Mattarella: bravi studenti, avete resistito

17 Settembre 2019

Il 18enne Tommaso Cotellessa aveva scritto una lettera al Presidente denunciando i ritardi: «Mi ha anche abbracciato»

L’AQUILA. «Il presidente si è fermato a lungo con noi, mi ha stretto la mano, mi ha anche abbracciato». È ancora visibilmente emozionato, Tommaso Cotellessa. L’incontro privato con il Presidente della Repubblica Sergio Mattarella, al quale ha partecipato come membro di una delegazione composta anche da genitori e insegnanti – Silvia Frezza del comitato Oltre il Musp, Massimo Prosperococco e Silvia Colacicchi del comitato Scuole Sicure, e Valeria Baccante dell’associazione Mamme per L’Aquila – è appena terminato.
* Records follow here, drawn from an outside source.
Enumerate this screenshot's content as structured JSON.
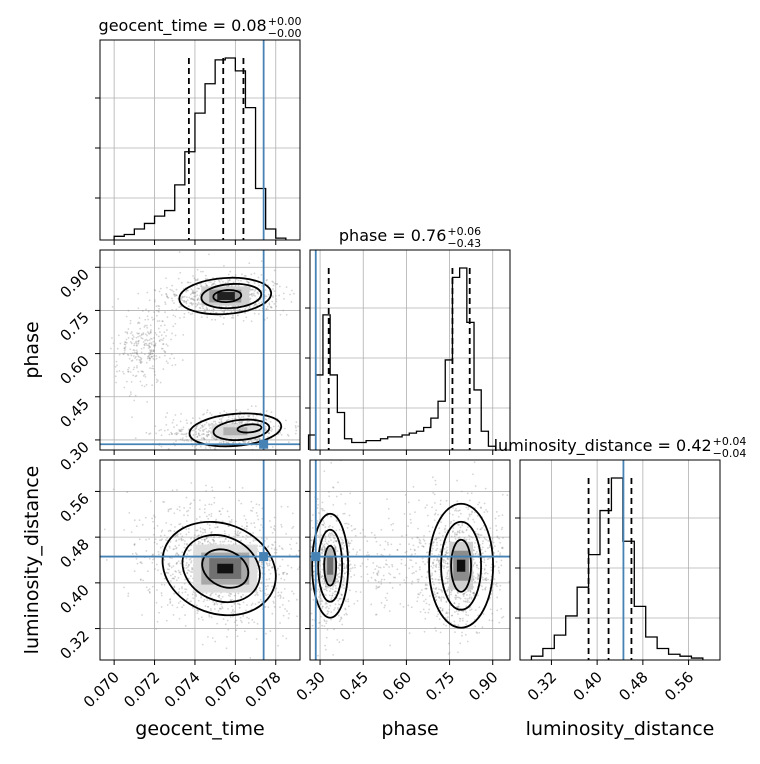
{
  "chart_data": {
    "type": "scatter",
    "subtype": "corner-plot",
    "parameters": [
      "geocent_time",
      "phase",
      "luminosity_distance"
    ],
    "titles": [
      {
        "text": "geocent_time = 0.08",
        "sup": "+0.00",
        "sub": "−0.00"
      },
      {
        "text": "phase = 0.76",
        "sup": "+0.06",
        "sub": "−0.43"
      },
      {
        "text": "luminosity_distance = 0.42",
        "sup": "+0.04",
        "sub": "−0.04"
      }
    ],
    "axis_labels": {
      "geocent_time": "geocent_time",
      "phase": "phase",
      "luminosity_distance": "luminosity_distance"
    },
    "ranges": {
      "geocent_time": [
        0.0693,
        0.0792
      ],
      "phase": [
        0.265,
        0.96
      ],
      "luminosity_distance": [
        0.265,
        0.615
      ]
    },
    "ticks": {
      "geocent_time": [
        "0.070",
        "0.072",
        "0.074",
        "0.076",
        "0.078"
      ],
      "phase": [
        "0.30",
        "0.45",
        "0.60",
        "0.75",
        "0.90"
      ],
      "luminosity_distance": [
        "0.32",
        "0.40",
        "0.48",
        "0.56"
      ]
    },
    "truths": {
      "geocent_time": 0.0774,
      "phase": 0.285,
      "luminosity_distance": 0.446
    },
    "quantiles": {
      "geocent_time": [
        0.0737,
        0.0754,
        0.0764
      ],
      "phase": [
        0.33,
        0.76,
        0.82
      ],
      "luminosity_distance": [
        0.385,
        0.42,
        0.46
      ]
    },
    "histograms": {
      "geocent_time": {
        "edges": [
          0.07,
          0.0705,
          0.071,
          0.0715,
          0.072,
          0.0725,
          0.073,
          0.0735,
          0.074,
          0.0745,
          0.075,
          0.0755,
          0.076,
          0.0765,
          0.077,
          0.0775,
          0.078,
          0.0785
        ],
        "counts": [
          2,
          3,
          6,
          9,
          13,
          16,
          30,
          48,
          69,
          85,
          98,
          99,
          92,
          72,
          28,
          6,
          1
        ]
      },
      "phase": {
        "edges": [
          0.26,
          0.285,
          0.31,
          0.335,
          0.36,
          0.385,
          0.41,
          0.435,
          0.46,
          0.485,
          0.51,
          0.535,
          0.56,
          0.585,
          0.61,
          0.635,
          0.66,
          0.685,
          0.71,
          0.735,
          0.76,
          0.785,
          0.81,
          0.835,
          0.86,
          0.885,
          0.91
        ],
        "counts": [
          8,
          40,
          72,
          40,
          20,
          6,
          4,
          4,
          5,
          5,
          6,
          7,
          7,
          8,
          9,
          10,
          12,
          17,
          26,
          48,
          92,
          97,
          68,
          32,
          10,
          2
        ]
      },
      "luminosity_distance": {
        "edges": [
          0.285,
          0.305,
          0.325,
          0.345,
          0.365,
          0.385,
          0.405,
          0.425,
          0.445,
          0.465,
          0.485,
          0.505,
          0.525,
          0.545,
          0.565,
          0.585
        ],
        "counts": [
          2,
          6,
          13,
          23,
          38,
          55,
          78,
          95,
          62,
          28,
          12,
          6,
          3,
          2,
          1
        ]
      }
    },
    "colors": {
      "truth": "#4682b4",
      "contour": "#000000",
      "samples": "#888888",
      "grid": "#b0b0b0"
    },
    "grid": true
  }
}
Tommaso, 18 anni, rappresentante degli studenti dell’istituto Cotugno, aveva scritto, qualche giorno fa, anche una lettera al Capo dello Stato, per denunciare la situazione delle scuole superiori aquilane, che hanno indici di vulnerabilità bassi, e, in generale, la mancata ricostruzione degli edifici danneggiati dal terremoto del 2009.
«Il presidente mi ha detto di ringraziare singolarmente tutti gli studenti», racconta Tommaso, appena uscito dall’aula della presidenza della scuola elementare Mariele Ventre, in via Ficara, dove è avvenuto l’incontro. «Ci ha fatto i complimenti per come, in questi anni, abbiamo resistito, continuando sempre a fare scuola con coraggio. Ha detto che vigilerà sulla situazione. È un incontro che ci ha rinfrancati, perché negli ultimi tempi ci eravamo sentiti traditi e abbandonati dalle Istituzioni. Questa visita, invece, ci fa sperare che le cose possano andare meglio e la ricostruzione delle scuole possa finalmente partire».
Rassicurazioni, dice Cotellessa, sono arrivate anche dal neo ministro dell’Istruzione Lorenzo Fioramonti: «Ha promesso che il 1° ottobre convocherà a Roma, nella sede del ministero, un tavolo, al quale saranno invitati tutti gli enti locali, dal Comune dell’Aquila alla Regione Abruzzo, dove si parlerà proprio delle scuole dell’Aquila». «È stato un incontro estremamente positivo», ribadisce Massimo Prosperococco, del comitato Scuole Sicure, «il Presidente ha fatto sentire la vicinanza dello Stato, gli abbiamo chiesto di farsi garante della ricostruzione e della sicurezza delle scuole. Il ministro, che era al suo fianco, ha confermato che seguirà personalmente la vicenda. Per noi è stato il riconoscimento dell’impegno civico di tutte le associazioni coinvolte. Abbiamo auspicato una rinnovata collaborazione tra i cittadini e gli enti locali e abbiamo ribadito che la loro presenza e vicinanza deve ridare speranza nel futuro alle giovani generazioni aquilane. Speranza che purtroppo è andata affievolendosi».
Ad attendere Mattarella anche l’annunciato presidio organizzato da Coalizione Sociale, ActionAid, Flc Cgil, Movimento Giovanile della Sinistra, School in Progress e Unione degli Studenti. “10 anni, zero scuole ricostruite” è lo striscione con il quale il presidio ha manifestato a pochi metri da via Ficara, dove si è svolta la cerimonia. «Siamo qui perché vogliamo testimoniare la nostra contrarietà rispetto all’immobilità che caratterizza la ricostruzione dell’edilizia scolastica», spiega Miriam Del Biondo, segretaria provinciale Flc Cgil. «È un’immobilità che chiama in causa responsabilità diffuse, dovuta anche all’assenza di un disegno di città. Non si sa ancora bene dove queste scuole dovranno essere ricostruite, che tipo di posizione, non solo geografica, ma anche sociale e culturale, occuperanno all’interno della nostra città, che è in costante cambiamento. Se tutti gli attori e i soggetti istituzionali coinvolti nella ricostruzione non si siederanno intorno a un tavolo e non progetteranno una ricostruzione sistemica, rischiamo di vedere ricostruiti dei contenitori che rimarranno vuoti a causa dello spopolamento. Ricordo che la nostra provincia ha perso 10mila residenti in 10 anni».